Beyond that, much of the work on graphics--3D art, level design, character/creature design, rigging, animation--a lot of that is going to be done in an art package like Blender rather than Godot. And yes I would suggest Blender for the same reason I'd suggest Godot, because Adobe and Autodesk are also pulling the same kinds of enshitification that Unity is.

The real reason that Unity is the industry standard? Because it's what they teach in school. "Learn Unity because that's what they use in the industry."

[–] adriaan@sh.itjust.works 2 points 1 year ago (1 children)

Sorry but if large teams could pick up Godot and make next-gen games with it just like that, they would. You can't. You can find absolutely stunning looking projects from solo creators in Unreal Engine. Sure you have assets from the asset store.

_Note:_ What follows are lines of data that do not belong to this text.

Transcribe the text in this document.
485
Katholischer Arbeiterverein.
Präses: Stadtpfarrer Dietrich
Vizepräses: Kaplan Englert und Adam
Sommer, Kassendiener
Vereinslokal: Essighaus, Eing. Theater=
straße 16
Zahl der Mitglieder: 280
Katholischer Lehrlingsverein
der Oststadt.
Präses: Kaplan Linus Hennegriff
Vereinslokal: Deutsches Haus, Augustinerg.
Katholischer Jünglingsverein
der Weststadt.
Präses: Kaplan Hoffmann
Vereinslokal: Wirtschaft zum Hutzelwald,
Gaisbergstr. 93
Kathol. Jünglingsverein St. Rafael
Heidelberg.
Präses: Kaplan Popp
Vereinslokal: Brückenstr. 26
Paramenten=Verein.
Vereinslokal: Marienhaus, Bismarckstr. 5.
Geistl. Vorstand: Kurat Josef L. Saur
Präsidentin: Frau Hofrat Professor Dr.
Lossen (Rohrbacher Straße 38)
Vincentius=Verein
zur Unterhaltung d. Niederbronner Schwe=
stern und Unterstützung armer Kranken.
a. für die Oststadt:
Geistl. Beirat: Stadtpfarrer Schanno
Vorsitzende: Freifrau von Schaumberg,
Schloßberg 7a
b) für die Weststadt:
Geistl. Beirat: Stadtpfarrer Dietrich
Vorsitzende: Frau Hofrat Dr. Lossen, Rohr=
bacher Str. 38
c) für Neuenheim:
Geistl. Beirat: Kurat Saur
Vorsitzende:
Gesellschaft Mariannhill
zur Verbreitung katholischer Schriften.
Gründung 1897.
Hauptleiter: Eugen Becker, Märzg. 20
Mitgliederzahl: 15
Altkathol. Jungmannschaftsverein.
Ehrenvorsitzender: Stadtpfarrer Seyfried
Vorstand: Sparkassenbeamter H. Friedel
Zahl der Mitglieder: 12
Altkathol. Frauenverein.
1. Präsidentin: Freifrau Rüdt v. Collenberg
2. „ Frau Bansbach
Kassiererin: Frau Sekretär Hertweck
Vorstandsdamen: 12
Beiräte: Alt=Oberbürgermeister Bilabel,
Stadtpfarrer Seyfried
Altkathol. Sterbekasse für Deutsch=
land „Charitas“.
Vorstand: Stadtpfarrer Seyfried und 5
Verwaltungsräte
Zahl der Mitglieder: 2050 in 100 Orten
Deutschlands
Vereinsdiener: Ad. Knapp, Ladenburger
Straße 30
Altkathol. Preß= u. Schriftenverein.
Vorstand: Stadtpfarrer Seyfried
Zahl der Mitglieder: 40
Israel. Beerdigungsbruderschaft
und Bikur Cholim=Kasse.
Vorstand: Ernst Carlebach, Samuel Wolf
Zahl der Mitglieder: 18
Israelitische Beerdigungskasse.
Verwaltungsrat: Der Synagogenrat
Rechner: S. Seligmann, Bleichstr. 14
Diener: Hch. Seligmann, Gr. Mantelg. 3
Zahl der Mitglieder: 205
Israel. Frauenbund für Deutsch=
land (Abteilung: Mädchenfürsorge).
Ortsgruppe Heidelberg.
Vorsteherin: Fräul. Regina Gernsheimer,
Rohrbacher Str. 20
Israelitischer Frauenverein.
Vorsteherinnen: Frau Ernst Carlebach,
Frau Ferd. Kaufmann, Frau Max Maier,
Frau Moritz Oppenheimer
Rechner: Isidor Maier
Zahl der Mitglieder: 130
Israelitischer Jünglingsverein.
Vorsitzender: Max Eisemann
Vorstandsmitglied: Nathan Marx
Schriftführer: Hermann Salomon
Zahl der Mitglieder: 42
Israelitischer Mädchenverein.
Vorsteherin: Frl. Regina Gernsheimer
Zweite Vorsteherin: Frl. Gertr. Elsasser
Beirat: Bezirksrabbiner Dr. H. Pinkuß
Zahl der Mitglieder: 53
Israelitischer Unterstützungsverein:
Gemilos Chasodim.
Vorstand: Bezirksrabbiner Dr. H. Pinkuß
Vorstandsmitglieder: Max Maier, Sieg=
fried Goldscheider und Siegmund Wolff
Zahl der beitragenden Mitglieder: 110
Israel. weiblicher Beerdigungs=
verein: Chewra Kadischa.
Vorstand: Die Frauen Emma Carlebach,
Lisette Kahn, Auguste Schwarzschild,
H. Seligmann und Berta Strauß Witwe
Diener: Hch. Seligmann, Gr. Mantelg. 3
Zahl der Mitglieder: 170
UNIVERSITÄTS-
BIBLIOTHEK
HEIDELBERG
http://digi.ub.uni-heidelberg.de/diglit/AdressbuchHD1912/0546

That's the point - you don't have to reinvent the wheel.

[–] captain_aggravated@sh.itjust.works 1 points 1 year ago (1 children)

I'm just not going to accept a baseless assertion that "you can't." Show me a technical reason why you couldn't build, say, Subnautica, in Godot.

[–] adriaan@sh.itjust.works 4 points 1 year ago

Take it from godot themselves, they have a list of missing features for AA/AAA developers: https://godotengine.org/article/whats-missing-in-godot-for-aaa/

[–] gencha@lemm.ee -2 points 1 year ago

I said this in other comments earlier, you don't need to rewrite Unity to build your game. Build what you need, or pick up an open source product and add what you need. I don't understand why people bring up financial feasibility if you're being charged now for a wrong choice in the past. This was to be expected. It's always the same pattern. If you can't figure out how create your game without some false promise product, then don't build your game. It's really as easy as that.